Liliana, the Last Hope doesn’t shine since they board out Selfless Spirit, rightfully, and it doesn’t pair well against their Vehicles or flash creatures.

Strasky was boarding out Pilgrim’s Eye, which is a card that I never wanted to touch—once you side it out, Noxious Gearhulk is the only artifact left in the deck.

Be careful of Revolutionary Rebuff and try to play around it as much as possible.


On the Play



On the Draw



Paulo Vitor already wrote an extensive article about the mirror match, and it really says everything you need to know.

The difference between being on the play and on the draw is due to the fact that, on the draw, you have to react to their Grim Flayer with a removal spell right away, and that mostly everyone boards out all of their copies of Grim Flayer on the draw, so you won’t need your Grasp of Darkness on the play.

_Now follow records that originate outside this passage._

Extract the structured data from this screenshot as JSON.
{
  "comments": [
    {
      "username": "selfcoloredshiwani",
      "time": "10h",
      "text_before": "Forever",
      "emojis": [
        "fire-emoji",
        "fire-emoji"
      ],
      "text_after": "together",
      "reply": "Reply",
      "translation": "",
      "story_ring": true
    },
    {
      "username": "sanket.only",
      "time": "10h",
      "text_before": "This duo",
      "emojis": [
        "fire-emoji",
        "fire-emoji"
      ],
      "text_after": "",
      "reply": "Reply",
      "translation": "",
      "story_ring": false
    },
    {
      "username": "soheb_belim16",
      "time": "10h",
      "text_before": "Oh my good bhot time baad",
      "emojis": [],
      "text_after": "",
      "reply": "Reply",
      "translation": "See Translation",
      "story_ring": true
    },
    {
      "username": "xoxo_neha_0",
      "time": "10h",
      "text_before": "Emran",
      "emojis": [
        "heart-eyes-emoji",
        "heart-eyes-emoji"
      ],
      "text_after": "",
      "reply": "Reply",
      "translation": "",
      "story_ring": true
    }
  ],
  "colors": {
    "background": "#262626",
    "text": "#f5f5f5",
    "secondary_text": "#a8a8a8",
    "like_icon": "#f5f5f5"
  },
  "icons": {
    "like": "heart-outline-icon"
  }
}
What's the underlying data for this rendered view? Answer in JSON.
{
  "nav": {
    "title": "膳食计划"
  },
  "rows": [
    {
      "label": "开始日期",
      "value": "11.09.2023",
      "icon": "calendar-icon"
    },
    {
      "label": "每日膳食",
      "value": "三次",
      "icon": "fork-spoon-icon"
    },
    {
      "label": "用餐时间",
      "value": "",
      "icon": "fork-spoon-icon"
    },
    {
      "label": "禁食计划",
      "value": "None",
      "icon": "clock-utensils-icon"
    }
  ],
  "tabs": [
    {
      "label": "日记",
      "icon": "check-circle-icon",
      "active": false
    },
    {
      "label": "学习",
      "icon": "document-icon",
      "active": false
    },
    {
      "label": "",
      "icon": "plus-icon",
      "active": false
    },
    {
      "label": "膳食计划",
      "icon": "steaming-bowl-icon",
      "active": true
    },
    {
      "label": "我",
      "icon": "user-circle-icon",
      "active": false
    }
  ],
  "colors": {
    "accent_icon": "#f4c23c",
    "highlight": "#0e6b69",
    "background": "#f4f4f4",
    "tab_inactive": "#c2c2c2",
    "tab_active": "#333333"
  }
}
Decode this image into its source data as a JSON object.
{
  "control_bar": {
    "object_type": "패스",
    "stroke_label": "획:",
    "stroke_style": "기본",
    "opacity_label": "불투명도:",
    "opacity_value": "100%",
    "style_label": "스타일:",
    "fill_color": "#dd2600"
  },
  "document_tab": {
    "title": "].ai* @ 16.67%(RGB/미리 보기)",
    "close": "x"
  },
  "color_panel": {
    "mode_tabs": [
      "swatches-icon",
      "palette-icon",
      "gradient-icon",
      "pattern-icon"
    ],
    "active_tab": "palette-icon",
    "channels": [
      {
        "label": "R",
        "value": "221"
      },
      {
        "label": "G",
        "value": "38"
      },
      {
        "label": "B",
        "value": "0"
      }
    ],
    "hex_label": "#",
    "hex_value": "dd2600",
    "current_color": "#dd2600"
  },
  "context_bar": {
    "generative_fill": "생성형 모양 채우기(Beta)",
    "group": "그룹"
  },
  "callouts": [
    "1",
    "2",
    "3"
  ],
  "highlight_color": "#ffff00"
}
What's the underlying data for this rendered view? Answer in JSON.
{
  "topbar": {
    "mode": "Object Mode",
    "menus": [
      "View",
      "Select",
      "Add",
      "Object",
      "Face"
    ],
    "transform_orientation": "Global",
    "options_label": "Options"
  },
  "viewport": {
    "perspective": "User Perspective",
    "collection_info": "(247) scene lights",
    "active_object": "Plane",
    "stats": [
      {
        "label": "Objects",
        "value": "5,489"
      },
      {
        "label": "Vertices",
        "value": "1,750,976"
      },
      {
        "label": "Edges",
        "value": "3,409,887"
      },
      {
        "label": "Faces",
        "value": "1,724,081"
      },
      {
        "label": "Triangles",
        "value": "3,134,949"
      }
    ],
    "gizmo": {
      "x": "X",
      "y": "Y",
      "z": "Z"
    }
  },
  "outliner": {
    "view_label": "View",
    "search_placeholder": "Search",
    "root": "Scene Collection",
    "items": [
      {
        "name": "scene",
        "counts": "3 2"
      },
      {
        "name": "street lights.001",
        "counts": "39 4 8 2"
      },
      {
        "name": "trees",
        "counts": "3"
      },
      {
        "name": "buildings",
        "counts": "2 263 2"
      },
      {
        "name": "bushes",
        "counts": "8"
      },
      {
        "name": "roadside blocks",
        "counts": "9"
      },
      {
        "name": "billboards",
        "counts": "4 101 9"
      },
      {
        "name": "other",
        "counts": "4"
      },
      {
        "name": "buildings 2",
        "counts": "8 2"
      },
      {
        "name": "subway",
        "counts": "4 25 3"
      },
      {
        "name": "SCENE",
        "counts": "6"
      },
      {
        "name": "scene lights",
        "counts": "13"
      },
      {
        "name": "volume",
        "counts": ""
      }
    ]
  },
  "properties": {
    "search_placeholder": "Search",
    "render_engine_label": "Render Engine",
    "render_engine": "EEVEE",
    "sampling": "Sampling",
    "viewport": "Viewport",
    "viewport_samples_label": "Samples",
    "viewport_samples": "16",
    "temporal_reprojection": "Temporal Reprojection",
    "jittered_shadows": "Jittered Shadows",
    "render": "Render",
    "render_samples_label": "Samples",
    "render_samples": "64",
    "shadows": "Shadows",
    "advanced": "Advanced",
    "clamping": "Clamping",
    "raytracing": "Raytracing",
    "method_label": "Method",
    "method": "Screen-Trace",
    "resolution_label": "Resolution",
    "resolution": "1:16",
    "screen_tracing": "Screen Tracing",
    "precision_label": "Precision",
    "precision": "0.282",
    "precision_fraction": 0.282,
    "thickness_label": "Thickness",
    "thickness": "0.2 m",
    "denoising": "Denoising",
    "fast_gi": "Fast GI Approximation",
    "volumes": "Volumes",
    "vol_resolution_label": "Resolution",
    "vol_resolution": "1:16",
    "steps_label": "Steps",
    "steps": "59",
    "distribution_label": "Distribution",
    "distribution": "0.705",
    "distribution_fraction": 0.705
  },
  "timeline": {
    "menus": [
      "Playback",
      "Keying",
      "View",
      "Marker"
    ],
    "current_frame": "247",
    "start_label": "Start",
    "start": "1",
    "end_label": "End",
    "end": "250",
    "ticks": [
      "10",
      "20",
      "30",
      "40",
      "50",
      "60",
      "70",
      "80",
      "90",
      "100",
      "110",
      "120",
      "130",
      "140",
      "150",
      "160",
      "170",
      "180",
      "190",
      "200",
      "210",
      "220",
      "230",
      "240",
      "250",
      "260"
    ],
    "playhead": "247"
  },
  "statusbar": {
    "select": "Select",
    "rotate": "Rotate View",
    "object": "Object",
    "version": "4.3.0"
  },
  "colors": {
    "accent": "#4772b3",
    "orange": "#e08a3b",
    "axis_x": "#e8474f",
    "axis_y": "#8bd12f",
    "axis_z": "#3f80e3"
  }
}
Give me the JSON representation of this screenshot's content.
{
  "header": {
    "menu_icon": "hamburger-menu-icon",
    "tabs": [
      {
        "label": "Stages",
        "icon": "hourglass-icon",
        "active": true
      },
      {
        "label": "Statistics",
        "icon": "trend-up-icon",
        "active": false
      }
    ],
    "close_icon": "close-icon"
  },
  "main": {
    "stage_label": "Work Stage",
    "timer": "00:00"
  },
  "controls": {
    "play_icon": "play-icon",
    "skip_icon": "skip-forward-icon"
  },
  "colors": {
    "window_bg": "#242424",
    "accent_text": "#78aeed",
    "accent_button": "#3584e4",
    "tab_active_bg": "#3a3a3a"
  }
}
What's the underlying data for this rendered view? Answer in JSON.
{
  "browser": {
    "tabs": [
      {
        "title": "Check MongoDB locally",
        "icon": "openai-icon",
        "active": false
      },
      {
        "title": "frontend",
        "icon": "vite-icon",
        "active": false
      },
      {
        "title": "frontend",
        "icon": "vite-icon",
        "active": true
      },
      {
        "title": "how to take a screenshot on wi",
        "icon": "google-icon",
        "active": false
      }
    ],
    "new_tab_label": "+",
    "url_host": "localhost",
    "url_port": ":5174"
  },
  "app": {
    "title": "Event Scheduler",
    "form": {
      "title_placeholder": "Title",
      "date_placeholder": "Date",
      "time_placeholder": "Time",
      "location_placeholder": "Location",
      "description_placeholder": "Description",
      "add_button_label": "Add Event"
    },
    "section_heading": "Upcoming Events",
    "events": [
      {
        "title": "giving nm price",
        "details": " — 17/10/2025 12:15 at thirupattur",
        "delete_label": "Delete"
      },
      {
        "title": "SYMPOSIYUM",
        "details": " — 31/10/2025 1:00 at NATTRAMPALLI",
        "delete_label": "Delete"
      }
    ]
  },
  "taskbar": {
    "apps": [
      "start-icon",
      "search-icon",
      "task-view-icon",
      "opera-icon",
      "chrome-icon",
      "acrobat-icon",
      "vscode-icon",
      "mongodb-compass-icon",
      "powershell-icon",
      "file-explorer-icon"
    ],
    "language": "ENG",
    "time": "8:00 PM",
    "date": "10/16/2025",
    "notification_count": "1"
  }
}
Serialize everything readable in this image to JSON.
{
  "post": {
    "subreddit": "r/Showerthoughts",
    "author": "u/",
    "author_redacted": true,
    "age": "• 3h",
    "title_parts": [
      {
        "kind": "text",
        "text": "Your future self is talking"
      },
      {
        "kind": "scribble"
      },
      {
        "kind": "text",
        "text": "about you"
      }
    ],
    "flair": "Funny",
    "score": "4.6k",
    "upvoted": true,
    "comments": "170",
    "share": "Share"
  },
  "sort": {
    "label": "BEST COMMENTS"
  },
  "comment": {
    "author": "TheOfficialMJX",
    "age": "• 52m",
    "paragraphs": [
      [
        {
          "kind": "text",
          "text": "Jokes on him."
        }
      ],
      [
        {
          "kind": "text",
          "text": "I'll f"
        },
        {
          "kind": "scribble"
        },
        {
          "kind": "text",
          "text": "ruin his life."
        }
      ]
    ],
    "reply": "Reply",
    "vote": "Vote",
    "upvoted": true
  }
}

Discard spells aren’t as good as you might think, since the matchup is often very tempo-oriented post-sideboard, and those tempo losses can be lethal.

R/W, Mardu, R/B Aggro



In this matchup I board differently from Ondrej, who likes to board out all Vessels and keep the Grapples. I think hitting delirium is crucial since you rely so much on Ishkanah, Grafwidow to stabilize. Hitting delirium normally by casting removal and trading creatures and planeswalkers is also a possibility, but it’s less likely.

I also like to keep 1 Tireless Tracker and 1 Emrakul, the Promised End because once you’ve stalled the board, you need a way to win the game, or they will slowly overwhelm you with card advantage and you can’t keep up.

B/G Delirium is not the deck to play at this moment and was definitely not the deck to play last weekend. I learned that lesson the hard way, and I’ll be waiting for some new cards or some metagame shifts to bring Grim Flayer back!